Que vous le vouliez ou non, il est probable qu'un inconnu qui vit au fin fond d'un bled paumé en Papouasie-Nouvelle-Guinée porte fièrement l'exact même lion que vous avez sur le dos...

Étonnant? Pas vraiment. En effet, les tatoueurs sont avant tout des artistes. Ils ont, par la force des choses, des problèmes spécifiques à leur profession comme le plagiat.

Quand un tatoueur copie un autre tatoueur

Souvent abordé sur les réseaux et parfois discuté dans le milieu, le plagiat entre tatoueurs n’est pourtant pas un thème qui fait couler beaucoup d’encre dans les médias et ailleurs. Comme si on oubliait qu’un dessin sur une peau était une œuvre au même titre qu’une peinture sur une toile. Néanmoins, le problème est bien réel. Jagan alias Neko et Simon aka Boudos en ont malheureusement fait les frais.

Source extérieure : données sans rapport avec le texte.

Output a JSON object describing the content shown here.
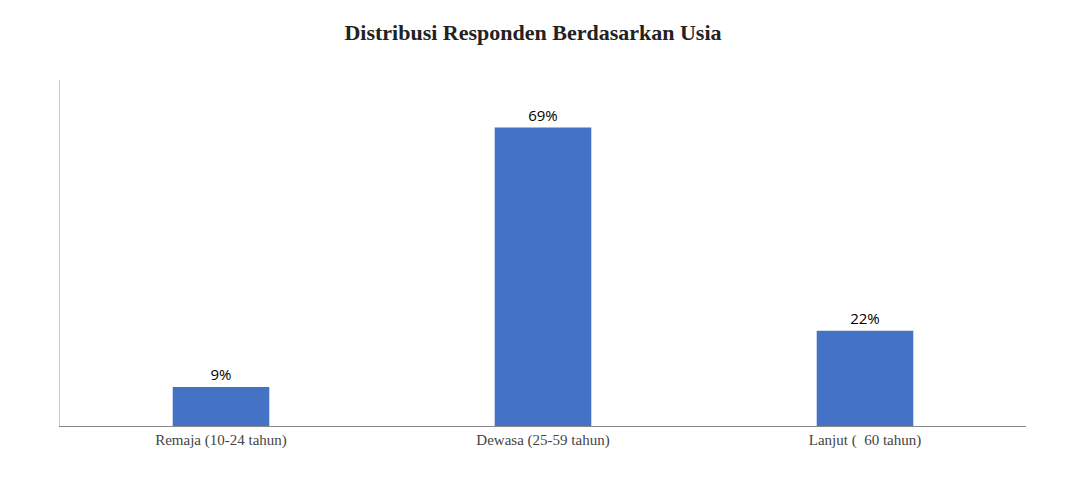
{
  "chart_data": {
    "type": "bar",
    "title": "Distribusi Responden Berdasarkan Usia",
    "categories": [
      "Remaja (10-24 tahun)",
      "Dewasa (25-59 tahun)",
      "Lanjut (  60 tahun)"
    ],
    "values": [
      9,
      69,
      22
    ],
    "value_labels": [
      "9%",
      "69%",
      "22%"
    ],
    "data_labels": true,
    "color": "#4472C4",
    "ylim": [
      0,
      80
    ],
    "tick_labels": "x",
    "grid": false
  }
}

«C’est arrivé quatre ou cinq fois à tout péter. Mes followers sur Insta m’ont envoyé des clichés de croquis d’un tatoueur basé en Grèce qui avait copié-collé mes dessins à la ligne près», nous explique Neko. Le Genevois de 26 ans essaie alors de contacter le concerné, mais ce dernier finit par le bloquer. «J'ai tenté toutes les approches possibles avec le tatoueur. Comme rien n'a abouti, j'ai pris la peine de demander à mes abonnés s'ils trouvaient juste que je puisse les solliciter pour signaler les posts qui posaient problèmes. Après quoi, certains ont décidé de le faire. Je n’ai pas voulu que son profil soit supprimé. Mon souci, c’était la photo du dessin volé et celle du tatou.»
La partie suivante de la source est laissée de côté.